On March 14, Jeff Miller, the NFL's senior vice president of health and safety, acknowledged a link between CTE and football. It was the first time an NFL executive publicly did so. Miller made his statement in response to Rep. Jan Schakowsky, D-Ill., who asked if a link between football and neurological diseases like CTE had been established.

"The answer to that question is certainly yes," Miller said.

Jones said he was not intending to contradict Miller. McNair wasn't specifically asked about Miller's comments, but offered his own remaining question about research.

"We don’t know does CTE exist among people who’ve never had any contact? We don’t know," McNair said. "Because when you’re alive they can’t check for it. The only players, the brains that have been checked, were ones who clearly were having problems. So it wasn’t a scientific sample that they were dealing with. We’ve got thousands of players who are not suffering from dementia of any type. So we have a lot to learn yet.

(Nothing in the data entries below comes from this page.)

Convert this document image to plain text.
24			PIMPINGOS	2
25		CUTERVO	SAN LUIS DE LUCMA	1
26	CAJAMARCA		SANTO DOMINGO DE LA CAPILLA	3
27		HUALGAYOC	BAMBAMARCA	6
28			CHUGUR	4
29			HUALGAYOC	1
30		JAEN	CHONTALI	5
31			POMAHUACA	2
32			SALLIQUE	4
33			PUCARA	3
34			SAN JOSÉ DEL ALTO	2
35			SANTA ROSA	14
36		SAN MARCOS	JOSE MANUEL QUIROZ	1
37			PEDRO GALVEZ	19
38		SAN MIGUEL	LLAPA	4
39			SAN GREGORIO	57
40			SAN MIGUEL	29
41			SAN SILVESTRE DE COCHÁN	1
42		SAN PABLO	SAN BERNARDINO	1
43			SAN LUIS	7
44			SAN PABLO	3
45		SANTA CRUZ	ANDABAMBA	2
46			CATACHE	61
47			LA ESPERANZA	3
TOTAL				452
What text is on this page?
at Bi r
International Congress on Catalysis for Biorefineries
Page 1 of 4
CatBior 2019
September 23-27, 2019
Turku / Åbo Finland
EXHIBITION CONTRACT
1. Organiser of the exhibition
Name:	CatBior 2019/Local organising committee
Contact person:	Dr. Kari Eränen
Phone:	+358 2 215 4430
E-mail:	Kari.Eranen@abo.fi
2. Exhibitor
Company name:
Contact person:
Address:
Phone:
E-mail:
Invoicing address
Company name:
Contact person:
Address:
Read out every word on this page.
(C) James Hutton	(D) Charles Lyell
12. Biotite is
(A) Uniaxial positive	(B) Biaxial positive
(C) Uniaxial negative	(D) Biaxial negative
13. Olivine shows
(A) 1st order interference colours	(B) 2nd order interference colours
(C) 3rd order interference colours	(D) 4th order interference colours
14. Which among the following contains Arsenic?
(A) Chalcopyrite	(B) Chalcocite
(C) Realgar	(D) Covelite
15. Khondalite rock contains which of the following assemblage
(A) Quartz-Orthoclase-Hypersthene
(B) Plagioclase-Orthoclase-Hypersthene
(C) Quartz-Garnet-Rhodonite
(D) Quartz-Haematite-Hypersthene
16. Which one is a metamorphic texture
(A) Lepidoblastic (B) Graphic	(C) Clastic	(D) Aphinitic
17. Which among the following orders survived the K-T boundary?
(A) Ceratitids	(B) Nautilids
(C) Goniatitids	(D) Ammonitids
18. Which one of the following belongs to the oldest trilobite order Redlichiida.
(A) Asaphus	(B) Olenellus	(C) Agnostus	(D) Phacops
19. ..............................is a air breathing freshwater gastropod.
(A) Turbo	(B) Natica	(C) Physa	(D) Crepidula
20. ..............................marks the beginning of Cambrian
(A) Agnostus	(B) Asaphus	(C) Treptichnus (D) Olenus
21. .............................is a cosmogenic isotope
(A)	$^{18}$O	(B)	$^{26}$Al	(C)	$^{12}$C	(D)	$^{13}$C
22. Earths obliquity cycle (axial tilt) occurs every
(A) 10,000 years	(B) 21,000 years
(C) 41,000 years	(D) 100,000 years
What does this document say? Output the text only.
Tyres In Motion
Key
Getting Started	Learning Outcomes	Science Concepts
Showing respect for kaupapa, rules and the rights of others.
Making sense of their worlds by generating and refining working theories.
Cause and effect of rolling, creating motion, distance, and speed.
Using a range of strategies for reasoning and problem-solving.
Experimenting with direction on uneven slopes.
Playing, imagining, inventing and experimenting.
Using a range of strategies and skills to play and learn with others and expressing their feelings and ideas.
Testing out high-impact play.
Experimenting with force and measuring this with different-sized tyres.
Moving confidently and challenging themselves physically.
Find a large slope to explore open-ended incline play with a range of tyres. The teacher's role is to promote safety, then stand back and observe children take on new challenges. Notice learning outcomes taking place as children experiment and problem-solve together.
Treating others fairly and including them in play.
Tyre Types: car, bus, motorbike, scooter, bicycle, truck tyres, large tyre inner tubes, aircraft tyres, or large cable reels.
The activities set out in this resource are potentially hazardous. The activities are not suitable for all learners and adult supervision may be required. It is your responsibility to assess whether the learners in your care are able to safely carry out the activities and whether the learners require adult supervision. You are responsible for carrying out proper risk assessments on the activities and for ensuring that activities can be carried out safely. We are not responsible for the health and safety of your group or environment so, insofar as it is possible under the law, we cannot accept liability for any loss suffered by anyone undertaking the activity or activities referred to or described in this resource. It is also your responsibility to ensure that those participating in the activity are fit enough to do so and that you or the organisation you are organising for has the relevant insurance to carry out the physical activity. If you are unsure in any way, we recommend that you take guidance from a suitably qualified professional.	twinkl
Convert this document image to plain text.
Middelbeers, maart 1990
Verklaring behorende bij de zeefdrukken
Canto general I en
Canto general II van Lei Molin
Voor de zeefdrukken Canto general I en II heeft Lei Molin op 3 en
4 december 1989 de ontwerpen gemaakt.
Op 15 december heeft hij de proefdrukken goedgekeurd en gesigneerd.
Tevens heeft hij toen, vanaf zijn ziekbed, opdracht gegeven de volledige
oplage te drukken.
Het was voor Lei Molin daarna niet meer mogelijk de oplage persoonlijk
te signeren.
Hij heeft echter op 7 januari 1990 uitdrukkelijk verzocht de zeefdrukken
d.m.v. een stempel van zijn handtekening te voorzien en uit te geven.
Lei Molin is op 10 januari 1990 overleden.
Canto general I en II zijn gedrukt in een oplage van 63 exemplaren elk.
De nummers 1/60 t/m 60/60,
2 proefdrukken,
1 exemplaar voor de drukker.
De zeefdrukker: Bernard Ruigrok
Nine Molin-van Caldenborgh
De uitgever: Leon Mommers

"But we’re not downplaying it. We’ve changed the rules to try to protect the players. We’re looking at equipment changes to protect the players. I think we’ve convinced the players that if you have had a hard hit to the head and you feel like you’ve been concussed, don’t be ashamed to say I need to come out, whereas before that was their attitude so it was never reported to us. But now they recognize that’s not smart. If they have a concussion, report it, come out, let us check 'em out. If they’re OK, fine, go back in, but if they’ve definitely been concussed, then they don’t go back in."